Petroglyphs in the Valley of Fire
(Third in a series on the petroglyphs at The Valley of Fire)
My notes here are but observations, across the centuries and cultures. They capture how these works stuck me and are in no way meant to perport to reveal what these images meant to those who rendered them. I’m approaching them as if they where images encountered in a dream.

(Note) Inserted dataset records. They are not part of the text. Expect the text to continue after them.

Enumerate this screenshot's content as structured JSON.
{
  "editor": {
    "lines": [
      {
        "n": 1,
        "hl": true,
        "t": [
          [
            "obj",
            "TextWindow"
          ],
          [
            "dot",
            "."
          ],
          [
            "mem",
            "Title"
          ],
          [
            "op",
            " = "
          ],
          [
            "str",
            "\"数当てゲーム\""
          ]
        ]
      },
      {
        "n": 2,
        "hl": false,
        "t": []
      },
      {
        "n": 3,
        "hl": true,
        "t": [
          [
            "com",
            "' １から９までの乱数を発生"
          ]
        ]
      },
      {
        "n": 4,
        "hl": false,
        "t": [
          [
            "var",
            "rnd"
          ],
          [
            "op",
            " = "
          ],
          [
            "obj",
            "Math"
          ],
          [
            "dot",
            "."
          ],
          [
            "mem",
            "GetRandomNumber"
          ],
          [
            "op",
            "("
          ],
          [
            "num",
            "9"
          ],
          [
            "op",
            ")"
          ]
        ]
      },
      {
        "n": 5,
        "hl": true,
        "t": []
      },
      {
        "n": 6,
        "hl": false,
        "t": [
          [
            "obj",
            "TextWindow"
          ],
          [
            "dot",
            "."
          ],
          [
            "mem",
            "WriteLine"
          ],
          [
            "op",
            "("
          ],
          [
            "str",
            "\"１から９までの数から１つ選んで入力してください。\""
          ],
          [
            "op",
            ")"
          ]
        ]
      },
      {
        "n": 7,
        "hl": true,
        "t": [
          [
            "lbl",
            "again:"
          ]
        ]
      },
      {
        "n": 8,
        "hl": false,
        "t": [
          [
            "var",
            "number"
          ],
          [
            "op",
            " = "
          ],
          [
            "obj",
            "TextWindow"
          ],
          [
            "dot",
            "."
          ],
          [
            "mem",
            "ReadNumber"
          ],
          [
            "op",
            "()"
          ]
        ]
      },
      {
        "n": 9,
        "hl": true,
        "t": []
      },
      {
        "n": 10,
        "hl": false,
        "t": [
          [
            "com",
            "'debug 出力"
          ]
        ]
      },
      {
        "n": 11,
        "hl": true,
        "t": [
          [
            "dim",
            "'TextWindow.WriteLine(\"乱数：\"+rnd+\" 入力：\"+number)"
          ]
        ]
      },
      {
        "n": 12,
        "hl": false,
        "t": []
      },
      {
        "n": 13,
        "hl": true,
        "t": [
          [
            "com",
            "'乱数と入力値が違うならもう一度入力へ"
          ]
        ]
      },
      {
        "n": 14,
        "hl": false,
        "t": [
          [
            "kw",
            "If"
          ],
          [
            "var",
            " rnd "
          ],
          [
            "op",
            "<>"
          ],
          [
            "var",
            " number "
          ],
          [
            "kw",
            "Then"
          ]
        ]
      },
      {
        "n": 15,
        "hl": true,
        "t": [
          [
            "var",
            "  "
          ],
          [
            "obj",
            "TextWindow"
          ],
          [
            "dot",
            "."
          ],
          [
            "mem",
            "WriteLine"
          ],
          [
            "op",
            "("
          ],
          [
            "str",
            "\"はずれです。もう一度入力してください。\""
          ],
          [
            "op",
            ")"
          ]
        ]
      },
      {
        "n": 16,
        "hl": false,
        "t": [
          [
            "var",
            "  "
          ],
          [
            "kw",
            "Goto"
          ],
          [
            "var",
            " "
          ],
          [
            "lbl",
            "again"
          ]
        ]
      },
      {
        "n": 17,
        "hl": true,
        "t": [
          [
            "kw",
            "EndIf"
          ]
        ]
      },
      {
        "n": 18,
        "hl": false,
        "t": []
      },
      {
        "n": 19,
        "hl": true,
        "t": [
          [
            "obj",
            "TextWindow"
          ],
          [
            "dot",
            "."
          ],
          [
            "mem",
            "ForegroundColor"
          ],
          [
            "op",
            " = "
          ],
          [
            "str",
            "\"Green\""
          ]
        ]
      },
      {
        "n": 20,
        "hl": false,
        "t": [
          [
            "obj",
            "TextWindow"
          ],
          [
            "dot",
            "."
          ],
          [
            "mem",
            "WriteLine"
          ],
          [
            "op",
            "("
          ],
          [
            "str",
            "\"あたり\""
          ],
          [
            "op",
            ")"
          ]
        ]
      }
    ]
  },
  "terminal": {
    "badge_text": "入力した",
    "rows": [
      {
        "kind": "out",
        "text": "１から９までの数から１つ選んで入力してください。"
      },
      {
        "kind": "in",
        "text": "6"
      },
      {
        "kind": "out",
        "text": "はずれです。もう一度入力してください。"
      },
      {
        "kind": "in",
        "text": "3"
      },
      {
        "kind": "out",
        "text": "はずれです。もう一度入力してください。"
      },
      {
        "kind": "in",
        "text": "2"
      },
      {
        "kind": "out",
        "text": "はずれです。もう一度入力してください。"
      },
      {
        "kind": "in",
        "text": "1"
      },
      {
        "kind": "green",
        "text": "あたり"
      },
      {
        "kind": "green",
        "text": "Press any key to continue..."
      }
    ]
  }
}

It’s “as if” this grouping is presenting a picture of a cosmos and identifying a strategy for continued existence. At first I couldn’t figure the antlered animal, looking to me like an African antelope. Leaving the park I learned that desert big horn sheep still inhabit the area, a fact that didn’t figure into my sense of that animals range. The value of the sheep is clear and they are presented as a herd. The snake is vivid as well, the one to the top of huge perportion, much like the scale of the two none human beings to the lower left. These are the deities. The spiral seems to keep the tribe in right relationship to the herd of sheep. The dots seem to both connect and divide different areas of the image. The comb shape strikes me as both peculiar and important. At first I thought it might be a type of counting system, but the way they are positioned, and the power of the repeating lines make me think otherwise. These seem a bit like oppositional forces, because that are drawn against other things. The comb on the left against a snake, the comb in the middle against the tribe. Below the tribe is a box with a cross. It is large and seems to be the tribes bundle, or wealth, or possessions. Then the figures of the tribe or clan. They hold hands, perhaps in dance, perhaps in travel.
I sense that this picture tells a story, perhaps even a specific incident, but I’d like to think of it without temporal ordering or narrative structure. Simply put, it tells me that living in this harsh expansive environment depends upon recognition of the forces larger than the human scale, avoiding the dangers, the continued abundance of the sheep, and above all, tribal unity.